Wednesday, January 10, 2007

I rather liked this cartoon from the New Yorker.

In the 1990s when I worked at Reed International Books my office was in the spectacular art deco Michelin House building in Fulham Road. Apart from the publishing businesses, the building also housed (and still does) several other businesses. When we first moved in there was a deal with the Conran Shop whereby our employees got a discount at the shop and theirs got a discount on our books. Terence Conran rapidly realised he was getting the worse end of the deal and cancelled it. On the first floor was the glamorous Bibendum restaurant with a less formal Oyster Bar on the ground floor. Outside there is a fishmonger on the left and a florist on the right. It transpired that by far the most profitable and most stable of all the businesses was the florist which exceeded its budgets through the booms and busts of the economic cycle and all the other vagaries of retailing. Is there a lesson?

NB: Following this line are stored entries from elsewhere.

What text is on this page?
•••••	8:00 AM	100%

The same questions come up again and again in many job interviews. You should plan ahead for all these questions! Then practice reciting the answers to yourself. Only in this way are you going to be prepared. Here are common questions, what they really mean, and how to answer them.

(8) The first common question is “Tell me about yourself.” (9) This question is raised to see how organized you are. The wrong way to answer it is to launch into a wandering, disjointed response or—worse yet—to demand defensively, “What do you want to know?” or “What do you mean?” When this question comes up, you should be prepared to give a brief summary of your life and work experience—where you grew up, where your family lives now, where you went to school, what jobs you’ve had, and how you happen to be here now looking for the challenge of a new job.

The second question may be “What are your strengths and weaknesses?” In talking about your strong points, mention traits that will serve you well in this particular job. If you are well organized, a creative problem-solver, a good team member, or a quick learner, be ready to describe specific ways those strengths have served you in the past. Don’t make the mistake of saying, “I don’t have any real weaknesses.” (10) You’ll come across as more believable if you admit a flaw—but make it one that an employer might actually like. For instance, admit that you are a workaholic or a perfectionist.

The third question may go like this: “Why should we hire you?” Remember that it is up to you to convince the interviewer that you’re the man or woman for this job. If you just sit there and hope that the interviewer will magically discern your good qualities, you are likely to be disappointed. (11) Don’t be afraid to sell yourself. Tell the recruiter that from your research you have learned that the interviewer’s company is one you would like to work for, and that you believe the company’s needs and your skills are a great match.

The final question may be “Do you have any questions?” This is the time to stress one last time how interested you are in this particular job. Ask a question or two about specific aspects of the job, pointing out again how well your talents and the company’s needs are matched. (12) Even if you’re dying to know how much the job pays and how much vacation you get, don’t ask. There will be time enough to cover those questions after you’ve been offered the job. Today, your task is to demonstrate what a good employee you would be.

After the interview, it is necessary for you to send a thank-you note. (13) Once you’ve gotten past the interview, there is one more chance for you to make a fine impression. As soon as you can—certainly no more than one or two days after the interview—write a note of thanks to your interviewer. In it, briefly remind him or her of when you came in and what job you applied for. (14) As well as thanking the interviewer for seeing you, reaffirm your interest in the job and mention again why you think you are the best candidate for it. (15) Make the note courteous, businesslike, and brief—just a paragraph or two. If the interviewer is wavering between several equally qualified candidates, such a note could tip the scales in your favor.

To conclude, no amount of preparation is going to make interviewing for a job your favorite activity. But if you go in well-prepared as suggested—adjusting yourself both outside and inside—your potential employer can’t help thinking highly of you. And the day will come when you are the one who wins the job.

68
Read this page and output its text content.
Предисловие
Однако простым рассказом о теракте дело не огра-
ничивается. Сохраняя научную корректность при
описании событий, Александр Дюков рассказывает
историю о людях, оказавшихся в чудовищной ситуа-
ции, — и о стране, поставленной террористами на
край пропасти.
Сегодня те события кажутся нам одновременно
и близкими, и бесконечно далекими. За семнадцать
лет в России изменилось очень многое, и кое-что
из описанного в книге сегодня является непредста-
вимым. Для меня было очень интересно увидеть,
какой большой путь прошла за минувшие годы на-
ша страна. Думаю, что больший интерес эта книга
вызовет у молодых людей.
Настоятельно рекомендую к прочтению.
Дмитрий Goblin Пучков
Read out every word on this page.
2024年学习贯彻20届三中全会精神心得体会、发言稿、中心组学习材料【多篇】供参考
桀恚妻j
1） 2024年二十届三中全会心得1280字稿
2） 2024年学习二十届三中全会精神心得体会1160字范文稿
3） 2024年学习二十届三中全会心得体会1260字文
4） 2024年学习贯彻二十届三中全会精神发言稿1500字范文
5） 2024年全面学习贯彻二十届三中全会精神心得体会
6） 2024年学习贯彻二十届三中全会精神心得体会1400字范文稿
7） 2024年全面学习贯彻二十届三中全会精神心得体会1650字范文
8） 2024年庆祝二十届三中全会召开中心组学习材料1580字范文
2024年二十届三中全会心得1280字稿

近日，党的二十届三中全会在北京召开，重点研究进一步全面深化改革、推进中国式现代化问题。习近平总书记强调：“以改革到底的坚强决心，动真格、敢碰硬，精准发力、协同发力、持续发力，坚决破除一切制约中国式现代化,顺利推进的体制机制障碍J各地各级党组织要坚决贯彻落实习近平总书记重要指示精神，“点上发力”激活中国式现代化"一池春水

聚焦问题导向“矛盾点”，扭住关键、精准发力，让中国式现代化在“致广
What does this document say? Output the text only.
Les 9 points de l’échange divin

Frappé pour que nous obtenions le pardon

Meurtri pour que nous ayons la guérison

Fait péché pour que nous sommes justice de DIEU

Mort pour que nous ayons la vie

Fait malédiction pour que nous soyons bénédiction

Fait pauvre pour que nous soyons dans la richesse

In those days the production director of the trade division (Heinemann, Secker, Methuen etc) was Peter Kilborn. He convinced me of a publishing rule which I now know to be immutable. If you want a thorough and sensible analysis of any publishing-related problem (or maybe any problem at all) ask your production director. Anyway, since then he has worked constantly in the book trade and is now head of the Book Industry Communications organisation which we all know as BIC. BIC is the unsung hero of the book trade and it has been responsible for the successful implementation of many of the most significant industry initiatives. He has been following a number of the debates on this blog and is convinced that solutions lie in improving efficiencies rather than trading insults. I agree. He sent this contribution and I hope that this might move the debate from the sterility of differential discounts to the real gains to be made from technological investment and implementation.

Richard – and Macmillan Distribution - have long been supporters of electronic trading and I'm grateful to him for the offer of a guest blog on e-commerce and BIC’s e4books campaign.

 

As an industry we have a good record of exploiting new technologies. Which publisher, small or large, doesn’t use email or sell from a web site or use desktop publishing or use computerised accounting? Why then does supply chain e-commerce provoke so much hostile attention? Why are telephoned orders and paper invoices the sacred cows of our industry?

 

For instance, readers may be interested to look at Simon Edwards’s article in last week’s Publishing News (I cannot link to the article direct because the archive search isn't working properly - ed) about the costs and complexities of running a telephone hotline. This is a huge expense for distributors, both in terms of personnel as well as disruption to working patterns, yet they still feel the need to offer them for fear of upsetting both booksellers and their third party clients. And one of the biggest users of telephone hotlines is also the bookselling chain which has put the most resource into persuading its suppliers to trade electronically!

 

Nielsen’s recent decision to stop sending out thousands of Teleorders by fax or post – to publishers who may or may not even still exist – and set up an order collection web site instead has met with a mixed reaction. This has to be a step in the right direction but sadly Nielsen can do little to persuade the thousands of publishers who still keep title records and product information in manual (even hand-written) form to submit it electronically.

 

There are many similar examples of old practice which give our trade a much higher than necessary cost base and of course lower profits. As an industry, we need a much better understanding of what the real cost is of doing business inefficiently - and how easily this cost can get neglected when it comes to negotiating booksellers’ discounts or the terms under which distributors contract with their third party client publishers. For example, it is perfectly possible for one bookseller who trades electronically, returns very little and is altogether a model customer to get lower discounts than a bookseller who orders on paper, pays late and has high returns. Armed with some cost-to-serve analysis and a willingness to question the way we do business, much could be done to make the book trade more efficient, more profitable and more resilient.